Experts are urging nations to rethink the pursuit of total AI sovereignty in favor of a model called "smart interdependence" [1].
This shift in strategy matters because the cost of building entirely self-sufficient AI ecosystems is becoming impractical for most countries [2]. As nations race to secure digital autonomy, the financial and technical burdens of creating domestic hardware and software stacks from scratch may outweigh the benefits [2].
Srikanth Velamakanni, co-founder of Fractal Analytics, said these dynamics during a segment with hosts Menaka Doshi and Haslinda Amin [1]. Velamakanni said that true sovereignty does not require a country to own every part of the AI value chain. Instead, he said that nations should focus on creating digital leverage through strategic partnerships [3].

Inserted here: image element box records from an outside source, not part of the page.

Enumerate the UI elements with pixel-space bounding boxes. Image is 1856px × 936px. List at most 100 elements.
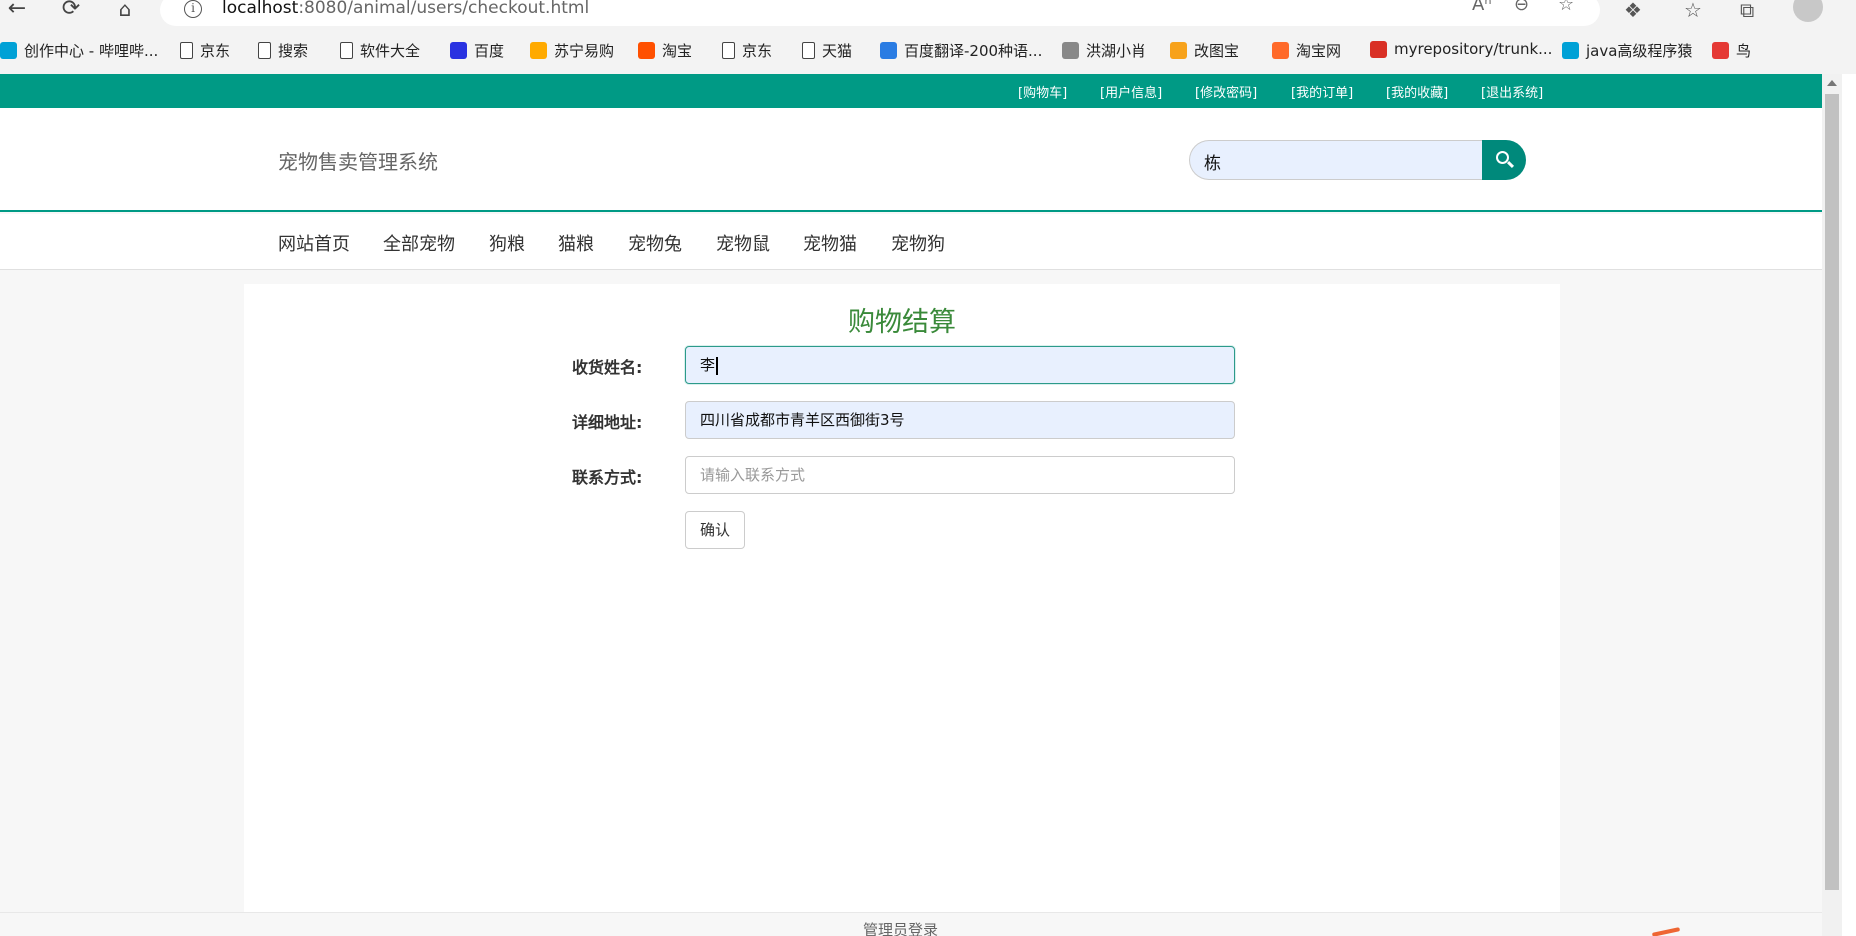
- page-icon: [340, 42, 353, 59]
- menu-item-all-pets[interactable]: 全部宠物: [383, 230, 455, 256]
- bookmark-label: java高级程序猿: [1586, 42, 1693, 60]
- bilibili-icon: [1562, 42, 1579, 59]
- bilibili-icon: [0, 42, 17, 59]
- bookmark-label: 百度: [474, 42, 505, 60]
- bookmark-item[interactable]: 百度: [450, 40, 504, 61]
- bookmark-label: 淘宝网: [1296, 42, 1342, 60]
- scroll-up-icon[interactable]: [1827, 80, 1837, 86]
- admin-login-link[interactable]: 管理员登录: [863, 919, 938, 936]
- bookmark-item[interactable]: 软件大全: [340, 40, 420, 61]
- contact-label: 联系方式:: [572, 468, 643, 487]
- bookmark-label: 软件大全: [360, 42, 421, 60]
- bookmark-label: myrepository/trunk...: [1394, 40, 1553, 58]
- bookmark-label: 京东: [200, 42, 231, 60]
- bookmarks-bar: 创作中心 - 哔哩哔... 京东 搜索 软件大全 百度 苏宁易购 淘宝 京东 天猫 百度翻译-20…: [0, 36, 1856, 66]
- receiver-name-value: 李: [700, 356, 716, 374]
- site-header: 宠物售卖管理系统 栋: [0, 108, 1822, 212]
- checkout-panel: 购物结算 收货姓名: 李 详细地址: 四川省成都市青羊区西御街3号 联系方式: …: [244, 284, 1560, 912]
- url-path: :8080/animal/users/checkout.html: [298, 0, 590, 18]
- menu-item-rabbit[interactable]: 宠物兔: [628, 230, 682, 256]
- bookmark-item[interactable]: 搜索: [258, 40, 308, 61]
- taobao-icon: [1272, 42, 1289, 59]
- bookmark-label: 创作中心 - 哔哩哔...: [24, 42, 159, 60]
- user-info-link[interactable]: [用户信息]: [1100, 82, 1162, 101]
- bookmark-label: 苏宁易购: [554, 42, 615, 60]
- collections-icon[interactable]: ⧉: [1740, 0, 1754, 22]
- bookmark-item[interactable]: 苏宁易购: [530, 40, 614, 61]
- page-title: 购物结算: [848, 307, 956, 338]
- page-icon: [180, 42, 193, 59]
- bookmark-item[interactable]: 京东: [180, 40, 230, 61]
- contact-field[interactable]: 请输入联系方式: [685, 456, 1235, 494]
- bookmark-item[interactable]: 天猫: [802, 40, 852, 61]
- bookmark-item[interactable]: 鸟: [1712, 40, 1751, 61]
- translate-icon: [880, 42, 897, 59]
- bookmark-label: 天猫: [822, 42, 853, 60]
- address-value: 四川省成都市青羊区西御街3号: [700, 411, 905, 429]
- bookmark-item[interactable]: 淘宝: [638, 40, 692, 61]
- search-button[interactable]: [1482, 140, 1526, 180]
- bookmark-item[interactable]: 淘宝网: [1272, 40, 1341, 61]
- bookmark-label: 鸟: [1736, 42, 1752, 60]
- gaitubao-icon: [1170, 42, 1187, 59]
- menu-item-home[interactable]: 网站首页: [278, 230, 350, 256]
- address-label: 详细地址:: [572, 413, 643, 432]
- bookmark-item[interactable]: 京东: [722, 40, 772, 61]
- read-aloud-icon[interactable]: Aⁿ: [1472, 0, 1492, 15]
- chrome-icon: [1370, 40, 1387, 58]
- add-favorite-icon[interactable]: ☆: [1558, 0, 1574, 15]
- scroll-thumb[interactable]: [1825, 94, 1839, 890]
- bookmark-item[interactable]: 洪湖小肖: [1062, 40, 1146, 61]
- browser-toolbar: ← ⟳ ⌂ i localhost:8080/animal/users/chec…: [0, 0, 1856, 74]
- bookmark-label: 京东: [742, 42, 773, 60]
- menu-item-mouse[interactable]: 宠物鼠: [716, 230, 770, 256]
- change-password-link[interactable]: [修改密码]: [1195, 82, 1257, 101]
- site-title: 宠物售卖管理系统: [278, 150, 438, 174]
- bookmark-item[interactable]: 百度翻译-200种语...: [880, 40, 1042, 61]
- favorites-icon[interactable]: ☆: [1684, 0, 1702, 22]
- site-footer: 管理员登录: [0, 912, 1822, 936]
- bookmark-label: 洪湖小肖: [1086, 42, 1147, 60]
- bookmark-item[interactable]: 创作中心 - 哔哩哔...: [0, 40, 158, 61]
- url-text[interactable]: localhost:8080/animal/users/checkout.htm…: [222, 0, 589, 18]
- menu-item-cat-food[interactable]: 猫粮: [558, 230, 594, 256]
- address-bar[interactable]: i localhost:8080/animal/users/checkout.h…: [160, 0, 1600, 26]
- cart-link[interactable]: [购物车]: [1018, 82, 1067, 101]
- page-icon: [722, 42, 735, 59]
- menu-item-dog[interactable]: 宠物狗: [891, 230, 945, 256]
- suning-icon: [530, 42, 547, 59]
- bookmark-label: 搜索: [278, 42, 309, 60]
- page-scrollbar[interactable]: [1822, 74, 1842, 936]
- profile-avatar[interactable]: [1793, 0, 1823, 22]
- bookmark-label: 百度翻译-200种语...: [904, 42, 1043, 60]
- my-favorites-link[interactable]: [我的收藏]: [1386, 82, 1448, 101]
- address-field[interactable]: 四川省成都市青羊区西御街3号: [685, 401, 1235, 439]
- back-icon[interactable]: ←: [0, 0, 34, 22]
- home-icon[interactable]: ⌂: [108, 0, 142, 22]
- bookmark-item[interactable]: 改图宝: [1170, 40, 1239, 61]
- site-topbar: [购物车] [用户信息] [修改密码] [我的订单] [我的收藏] [退出系统]: [0, 74, 1822, 108]
- url-host: localhost: [222, 0, 299, 18]
- search-input[interactable]: 栋: [1189, 140, 1483, 180]
- menu-item-cat[interactable]: 宠物猫: [803, 230, 857, 256]
- bookmark-label: 改图宝: [1194, 42, 1240, 60]
- bird-icon: [1062, 42, 1079, 59]
- menu-item-dog-food[interactable]: 狗粮: [489, 230, 525, 256]
- my-orders-link[interactable]: [我的订单]: [1291, 82, 1353, 101]
- bookmark-item[interactable]: myrepository/trunk...: [1370, 40, 1552, 58]
- site-info-icon[interactable]: i: [184, 0, 202, 18]
- page-icon: [258, 42, 271, 59]
- confirm-button[interactable]: 确认: [685, 511, 745, 549]
- logout-link[interactable]: [退出系统]: [1481, 82, 1543, 101]
- receiver-name-field[interactable]: 李: [685, 346, 1235, 384]
- name-label: 收货姓名:: [572, 358, 643, 377]
- extensions-icon[interactable]: ❖: [1624, 0, 1642, 22]
- baidu-icon: [450, 42, 467, 59]
- search-value: 栋: [1204, 154, 1221, 174]
- category-menu: 网站首页 全部宠物 狗粮 猫粮 宠物兔 宠物鼠 宠物猫 宠物狗: [0, 214, 1822, 270]
- contact-placeholder: 请输入联系方式: [700, 466, 806, 484]
- bookmark-item[interactable]: java高级程序猿: [1562, 40, 1692, 61]
- zoom-out-icon[interactable]: ⊖: [1514, 0, 1529, 15]
- refresh-icon[interactable]: ⟳: [54, 0, 88, 22]
- bookmark-label: 淘宝: [662, 42, 693, 60]
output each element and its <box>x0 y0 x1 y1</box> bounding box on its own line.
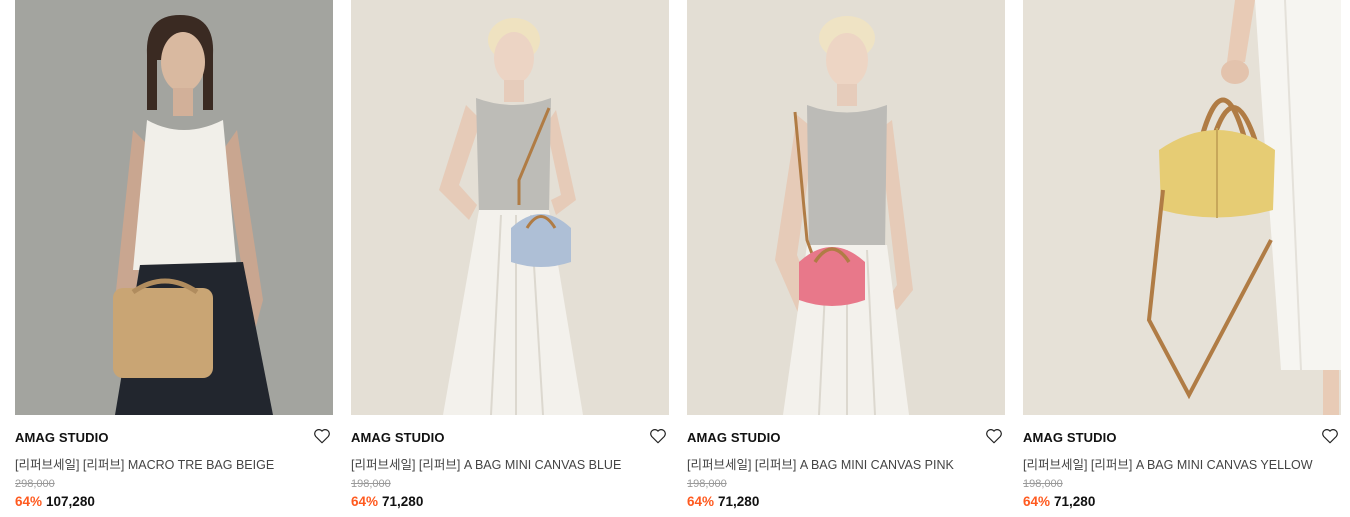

Full self-sufficiency is often viewed as an unattainable goal for many governments due to the specialized infrastructure and talent required [2]. By moving toward interdependence, countries can share resources and technical breakthroughs, while still maintaining control over their specific national interests [3].
This approach allows states to avoid the trap of costly isolationism in the tech sector. Rather than attempting to replicate the entire AI stack, countries can integrate global tools while developing localized expertise to ensure they are not overly dependent on a single foreign provider [3].
“Smart interdependence may be more valuable than full self-sufficiency in AI.”
The transition from 'AI sovereignty' as isolationism to 'smart interdependence' signals a pragmatic shift in global geopolitics. It suggests that the next era of technological competition will be defined not by who can build a closed system, but by who can best manage a network of strategic alliances to maintain autonomy without incurring the prohibitive costs of total independence.